"Also I got in bank nearly three hundred dollars, Mr. Seiden," he concluded; "and even if I was a feller which wouldn't be from such fine family in the old country, understand me, three hundred dollars is three hundred dollars, Mr. Seiden, and that's all there is to it."

Seiden pondered deeply for a minute.

"All right, Fatkin," he said; "make it a hundred and fifty dollars und fertig."

"Three hundred dollars oder nothing!" Fatkin replied firmly; and after half an hour of more or less acrid discussion Fatkin agreed to accept Miss Bessie Saphir plus three hundred dollars and a job as foreman.


An inexplicable phase of the criminal's character is the instinct which impels him to revisit the scene of his crime; and, whether he was led thither by a desire to gloat or by mere vulgar curiosity, Philip Sternsilver slunk within the shadow of an L-road pillar on Allen Street opposite New Riga Hall promptly at half-past five that evening.

First to arrive was Isaac Seiden himself. He bore a heavily laden suitcase, and his face was distorted in an expression of such intense gloom that Sternsilver almost found it in his heart to be sorry for his late employer.
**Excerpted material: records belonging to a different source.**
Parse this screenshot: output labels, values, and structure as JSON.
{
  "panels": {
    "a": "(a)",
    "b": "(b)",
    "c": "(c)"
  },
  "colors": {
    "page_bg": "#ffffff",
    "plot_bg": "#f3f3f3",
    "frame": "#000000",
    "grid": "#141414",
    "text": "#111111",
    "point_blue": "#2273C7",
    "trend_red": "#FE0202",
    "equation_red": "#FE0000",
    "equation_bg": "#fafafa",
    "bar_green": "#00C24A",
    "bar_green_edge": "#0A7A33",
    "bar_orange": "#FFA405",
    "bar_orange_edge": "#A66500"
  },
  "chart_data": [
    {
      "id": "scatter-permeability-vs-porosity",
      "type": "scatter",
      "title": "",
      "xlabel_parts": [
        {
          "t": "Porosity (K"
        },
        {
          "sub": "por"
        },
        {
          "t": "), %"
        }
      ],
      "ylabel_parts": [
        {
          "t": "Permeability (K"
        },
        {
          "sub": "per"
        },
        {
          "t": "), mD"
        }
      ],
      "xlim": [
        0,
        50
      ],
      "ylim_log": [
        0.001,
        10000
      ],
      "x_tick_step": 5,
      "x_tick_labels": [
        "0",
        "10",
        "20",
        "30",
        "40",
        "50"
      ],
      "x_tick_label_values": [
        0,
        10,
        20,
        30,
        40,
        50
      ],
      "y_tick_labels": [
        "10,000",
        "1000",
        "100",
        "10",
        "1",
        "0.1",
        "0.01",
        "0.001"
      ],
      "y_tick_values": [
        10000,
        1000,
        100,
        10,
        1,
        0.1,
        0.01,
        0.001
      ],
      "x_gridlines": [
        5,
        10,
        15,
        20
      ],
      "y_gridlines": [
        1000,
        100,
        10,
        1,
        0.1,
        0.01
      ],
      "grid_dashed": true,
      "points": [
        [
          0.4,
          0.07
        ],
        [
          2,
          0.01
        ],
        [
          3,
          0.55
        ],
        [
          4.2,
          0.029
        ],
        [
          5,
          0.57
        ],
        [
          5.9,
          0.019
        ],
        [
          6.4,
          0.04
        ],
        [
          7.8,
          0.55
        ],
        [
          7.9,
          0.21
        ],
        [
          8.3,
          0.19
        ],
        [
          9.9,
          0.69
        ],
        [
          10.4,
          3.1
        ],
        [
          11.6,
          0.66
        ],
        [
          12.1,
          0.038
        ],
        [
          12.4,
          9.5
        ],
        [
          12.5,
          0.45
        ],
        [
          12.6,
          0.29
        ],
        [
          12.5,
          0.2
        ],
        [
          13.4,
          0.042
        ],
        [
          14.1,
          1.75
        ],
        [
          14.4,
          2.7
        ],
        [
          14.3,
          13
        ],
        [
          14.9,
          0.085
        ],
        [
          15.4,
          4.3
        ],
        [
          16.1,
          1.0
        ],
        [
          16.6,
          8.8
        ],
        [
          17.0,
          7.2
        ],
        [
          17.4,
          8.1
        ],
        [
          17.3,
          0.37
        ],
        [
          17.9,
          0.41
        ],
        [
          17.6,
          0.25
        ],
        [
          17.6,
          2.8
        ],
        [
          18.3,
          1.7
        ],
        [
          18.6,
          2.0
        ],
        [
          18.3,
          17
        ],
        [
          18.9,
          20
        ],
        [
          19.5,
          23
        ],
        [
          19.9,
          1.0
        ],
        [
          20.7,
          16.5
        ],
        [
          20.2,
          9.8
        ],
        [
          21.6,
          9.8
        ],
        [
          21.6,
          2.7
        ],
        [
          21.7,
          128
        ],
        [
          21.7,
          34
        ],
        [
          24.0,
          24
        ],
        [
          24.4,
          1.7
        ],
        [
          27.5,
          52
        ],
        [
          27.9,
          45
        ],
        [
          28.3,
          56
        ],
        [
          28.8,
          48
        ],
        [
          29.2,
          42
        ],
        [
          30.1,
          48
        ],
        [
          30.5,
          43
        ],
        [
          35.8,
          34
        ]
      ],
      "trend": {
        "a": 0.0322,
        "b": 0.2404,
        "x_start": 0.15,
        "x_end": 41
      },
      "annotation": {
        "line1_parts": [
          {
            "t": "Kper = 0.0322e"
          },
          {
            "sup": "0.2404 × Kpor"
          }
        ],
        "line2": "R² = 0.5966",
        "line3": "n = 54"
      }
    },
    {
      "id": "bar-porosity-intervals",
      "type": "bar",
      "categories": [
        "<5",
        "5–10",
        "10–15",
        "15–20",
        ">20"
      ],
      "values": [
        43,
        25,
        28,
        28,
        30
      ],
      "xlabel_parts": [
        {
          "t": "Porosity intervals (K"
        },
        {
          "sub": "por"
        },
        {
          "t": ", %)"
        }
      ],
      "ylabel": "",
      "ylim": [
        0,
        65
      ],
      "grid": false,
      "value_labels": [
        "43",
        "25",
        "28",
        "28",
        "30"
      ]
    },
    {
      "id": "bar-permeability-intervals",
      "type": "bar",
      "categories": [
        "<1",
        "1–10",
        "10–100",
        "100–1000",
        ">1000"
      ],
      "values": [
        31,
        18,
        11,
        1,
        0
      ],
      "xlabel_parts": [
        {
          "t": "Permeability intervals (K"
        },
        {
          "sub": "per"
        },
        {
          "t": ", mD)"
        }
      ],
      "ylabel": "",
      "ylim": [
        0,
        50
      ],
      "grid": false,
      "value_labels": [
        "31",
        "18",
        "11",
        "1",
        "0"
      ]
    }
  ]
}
Mrs. Seiden, Miss Bessie Saphir, and Mrs. Miriam Saphir next appeared. They were chattering in an animated fashion and passed into the hall in a gale of laughter.

"Must be he didn't told 'em yet," Sternsilver muttered to himself.

Then came representatives of commission houses and several L to J customers attired in appropriate wedding finery; and as they entered the hall Sternsilver deemed that the pertinent moment for disappearing had arrived. He left hurriedly before the advent of two high-grade salesmen, or he might have noticed in their wake the dignified figure of Hillel Fatkin, arrayed in a fur overcoat, which covered a suit of evening clothes and was surmounted by a high silk hat. Hillel walked slowly, as much in the realization that haste was unbecoming to a bridegroom as on account of his patent-leather shoes, which were half a size too small for him; for the silk hat, fur overcoat, patent-leather shoes, and dress suit were all hired, and formed Combination Wedding Outfit No. 6 in the catalogue of the Imperial Dress-suit Parlour on Rivington Street. It was listed at five dollars a wedding, but the proprietress, to whom Hillel had boasted of his rabbinical ancestry, concluded to allow him a clerical discount of 20 per cent. when he hesitated between his ultimate selection and the three dollar Combination No. 4, which did not include the fur overcoat.